Based on an allegedly classic 1981 play, this small-scale drama
attempts to capture the feelings that many ordinary Germans had as the
Nazi party slowly took complete control of the motherland. It's a
fascinating idea that still resonates: how do you succeed in a corrupt
government without becoming corrupt yourself? And if you do see evil
all around you, do you sacrifice your own comfort to speak out, or do
you just sit back and hope someone else martyrs themselves instead of
you? But the ideas at the heart of the film outweigh the execution of
the film itself.
Some plot - In 1930s Germany, literature professor John Halder (Viggo
Mortensen) sees a sudden rise in good fortune when his novel
advocating euthanasia ends up being used as government propaganda by
high ranking Nazi officials. As his personal stock and potential
fortune rises, Halder finds himself torn between succeeding within a
political party that he does not agree with, or facing the
consequences of shunning the current governmental establishment and
losing any chance for success and financial security.
Again, this is an idea that is always worth exploring, the struggle of
(to quote a recent high-profile tent-poler) 'trying to be decent men,
in an indecent time'. But the fatal flaw of the story is that our
protagonist isn't just decent, he's also gloriously naive. Time and
time again, he tries to reason with his Jewish friend, Maurice (Jason
Issacs), claiming that Hitler's reign is just a fad and that things
will blow over soon enough. This may have been a reasonable position
for an educated man to have in the mid 1930s, but John clings to this
belief well past the point of self-delusion.
If this were a story about self-blindness, about a life lived without
peripheral vision, then that would be one thing. But John Halder is
presented to us as an educated and mentally sound man, someone who
genuinely believes that the Third Reich is just a political party that
will eventually be voted out of office. It is difficult to tell a
story about a morally sound man who struggles with his humanity in a
totalitarian regime when, for the majority of the movie, said hero is
completely oblivious to the actual actions and true intentions of said
regime.
Story flaws aside, the film looks splendid, and the acting is fine.
Mortensen does righteous anguish as well as anyone, and Jason Isaacs
provides a solid counterpoint, both as a foil and a direct consequence
of Holder's bad judgment.

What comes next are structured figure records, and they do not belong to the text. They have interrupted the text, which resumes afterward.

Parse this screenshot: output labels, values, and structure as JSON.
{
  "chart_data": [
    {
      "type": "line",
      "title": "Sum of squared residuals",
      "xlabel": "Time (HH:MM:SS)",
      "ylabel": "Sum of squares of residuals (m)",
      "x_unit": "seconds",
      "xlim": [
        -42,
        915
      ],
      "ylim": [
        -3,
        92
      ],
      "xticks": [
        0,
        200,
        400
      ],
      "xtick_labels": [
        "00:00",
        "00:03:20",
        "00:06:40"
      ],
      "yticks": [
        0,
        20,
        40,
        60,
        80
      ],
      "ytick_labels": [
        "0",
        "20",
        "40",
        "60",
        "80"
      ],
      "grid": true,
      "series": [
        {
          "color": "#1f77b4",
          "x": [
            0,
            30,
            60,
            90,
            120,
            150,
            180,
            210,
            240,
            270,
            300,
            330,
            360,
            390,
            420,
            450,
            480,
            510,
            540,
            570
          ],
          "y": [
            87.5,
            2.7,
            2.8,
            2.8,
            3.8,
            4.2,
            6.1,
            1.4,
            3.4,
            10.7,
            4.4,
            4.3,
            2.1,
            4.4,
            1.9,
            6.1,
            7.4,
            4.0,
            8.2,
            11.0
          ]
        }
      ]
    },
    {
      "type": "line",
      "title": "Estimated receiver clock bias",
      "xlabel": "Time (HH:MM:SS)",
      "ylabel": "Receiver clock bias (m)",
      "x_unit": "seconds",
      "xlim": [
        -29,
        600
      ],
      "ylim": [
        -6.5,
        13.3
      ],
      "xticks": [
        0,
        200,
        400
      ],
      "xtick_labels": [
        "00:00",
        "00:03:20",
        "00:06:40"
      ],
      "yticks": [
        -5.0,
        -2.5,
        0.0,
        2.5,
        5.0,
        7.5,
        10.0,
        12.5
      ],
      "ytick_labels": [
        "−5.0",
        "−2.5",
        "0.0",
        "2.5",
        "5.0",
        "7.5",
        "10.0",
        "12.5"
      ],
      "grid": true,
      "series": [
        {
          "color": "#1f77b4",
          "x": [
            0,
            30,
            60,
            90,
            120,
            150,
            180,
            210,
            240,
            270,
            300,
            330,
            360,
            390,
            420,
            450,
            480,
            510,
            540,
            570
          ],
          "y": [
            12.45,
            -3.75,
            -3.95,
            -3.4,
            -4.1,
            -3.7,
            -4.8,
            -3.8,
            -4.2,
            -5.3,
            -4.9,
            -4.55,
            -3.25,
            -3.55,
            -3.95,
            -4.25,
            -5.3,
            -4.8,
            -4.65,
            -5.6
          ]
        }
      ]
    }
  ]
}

The scenes between the Isaac and Mortensen
are easily the film's highlights. And the picture ends on a jaw
dropping five-minute shot that renders the fantastically terrible as
plausible and frighteningly mundane.
Good is an interesting idea, thoughtfully acted and visually
intriguing. However, it is nearly undone by a lead character that
fails to represent the general idea that the film is allegedly about.
Maybe it worked better as a play, but this theatrical adaptation only
barely succeeds as a template for after-film conversation, rather than
as an entertainment in and of itself.